Ireland has rejected a call from Israel to move its embassy from Tel Aviv to Jerusalem on the same day the U.S. made the switch.
In addition, President Michel D. Higgins, resisting specifically naming President Donald Trump, described the accompanying loss of life on the Gaza border as an unacknowledged failure of diplomacy.
Also, Foreign Affairs Minister Simon Coveney summoned the Israeli Ambassador Zeev Bokar to a meeting on Tuesday morning to express Ireland's outrage at the level of death and injury in Gaza on Monday. Coveney also called for restraint from Israel in the hours and days ahead.
As U.S. officials arrived in Jerusalem on Monday for the transfer of their embassy from Tel Aviv, an Israeli government spokesperson told RTE that Ireland was invited to do the same.
Israel’s Michal Maayan said, “Jerusalem is the capital of Israel. It’s going to be the capital of Israel whatever future settlement we will arrive with the Palestinians.”

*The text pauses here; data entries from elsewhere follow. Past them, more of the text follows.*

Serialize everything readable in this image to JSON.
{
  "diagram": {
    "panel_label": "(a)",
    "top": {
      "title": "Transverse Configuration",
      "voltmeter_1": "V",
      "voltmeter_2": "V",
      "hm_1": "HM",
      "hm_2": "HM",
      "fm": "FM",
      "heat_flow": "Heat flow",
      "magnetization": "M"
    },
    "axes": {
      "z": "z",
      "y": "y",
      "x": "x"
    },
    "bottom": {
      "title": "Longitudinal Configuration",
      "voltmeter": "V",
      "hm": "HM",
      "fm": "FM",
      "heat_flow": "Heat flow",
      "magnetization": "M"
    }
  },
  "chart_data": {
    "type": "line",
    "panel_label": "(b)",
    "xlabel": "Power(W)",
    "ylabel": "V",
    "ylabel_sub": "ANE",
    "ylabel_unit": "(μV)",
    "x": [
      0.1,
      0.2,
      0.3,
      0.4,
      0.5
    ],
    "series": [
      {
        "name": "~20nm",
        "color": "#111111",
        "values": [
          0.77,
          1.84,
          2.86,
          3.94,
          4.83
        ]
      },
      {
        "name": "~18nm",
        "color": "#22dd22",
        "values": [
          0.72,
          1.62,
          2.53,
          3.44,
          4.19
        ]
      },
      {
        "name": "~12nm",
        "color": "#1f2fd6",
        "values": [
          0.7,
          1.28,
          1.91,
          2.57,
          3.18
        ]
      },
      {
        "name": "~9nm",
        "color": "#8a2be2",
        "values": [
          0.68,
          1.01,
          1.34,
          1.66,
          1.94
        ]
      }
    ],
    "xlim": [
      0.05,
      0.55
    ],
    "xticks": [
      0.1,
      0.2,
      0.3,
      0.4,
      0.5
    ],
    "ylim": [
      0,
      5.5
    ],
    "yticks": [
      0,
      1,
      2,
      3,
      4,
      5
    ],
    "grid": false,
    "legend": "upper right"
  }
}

But Ireland quickly rejected the Israel government’s plea.
Within hours, Coveney said Ireland would not be moving its embassy to Jerusalem “unless and until there is a comprehensive agreement on a broader peace process.”
He said that he thought it was “unwise” for the U.S. to recognize Jerusalem as the capital of Israel at this time.
“It is also unwise to move the U.S. Embassy to Jerusalem,” he said. It was “inflaming an already very tense situation and relationship between Palestinians and Israelis.”
The relocation of the U.S. Embassy has infuriated the Palestinians, who seek east Jerusalem as a future capital. They view the relocation of the embassy as a one-sided move that invalidates America’s role as an impartial peace broker in the region.
Higgins expressed deep concern at the deaths and injuries arising from the continued violent confrontations at the Gaza border.
He said, “The escalating loss of life in Gaza is a tragic example of an unacknowledged failure of diplomacy. Now is the time for all of us to give voice to the yearning among our citizens for new thinking on achieving peaceful resolutions to the conflicts which challenge us all. “What is urgently needed now are tangible steps to support a credible, internationally-led process towards peace and security in the region, which alone can bring a brighter, more inclusive future for all.
“At this very dangerous moment in time for the Middle East, I call on all involved to return to meaningful diplomacy, to avoid escalation and show the utmost care and respect for international treaties and agreements.”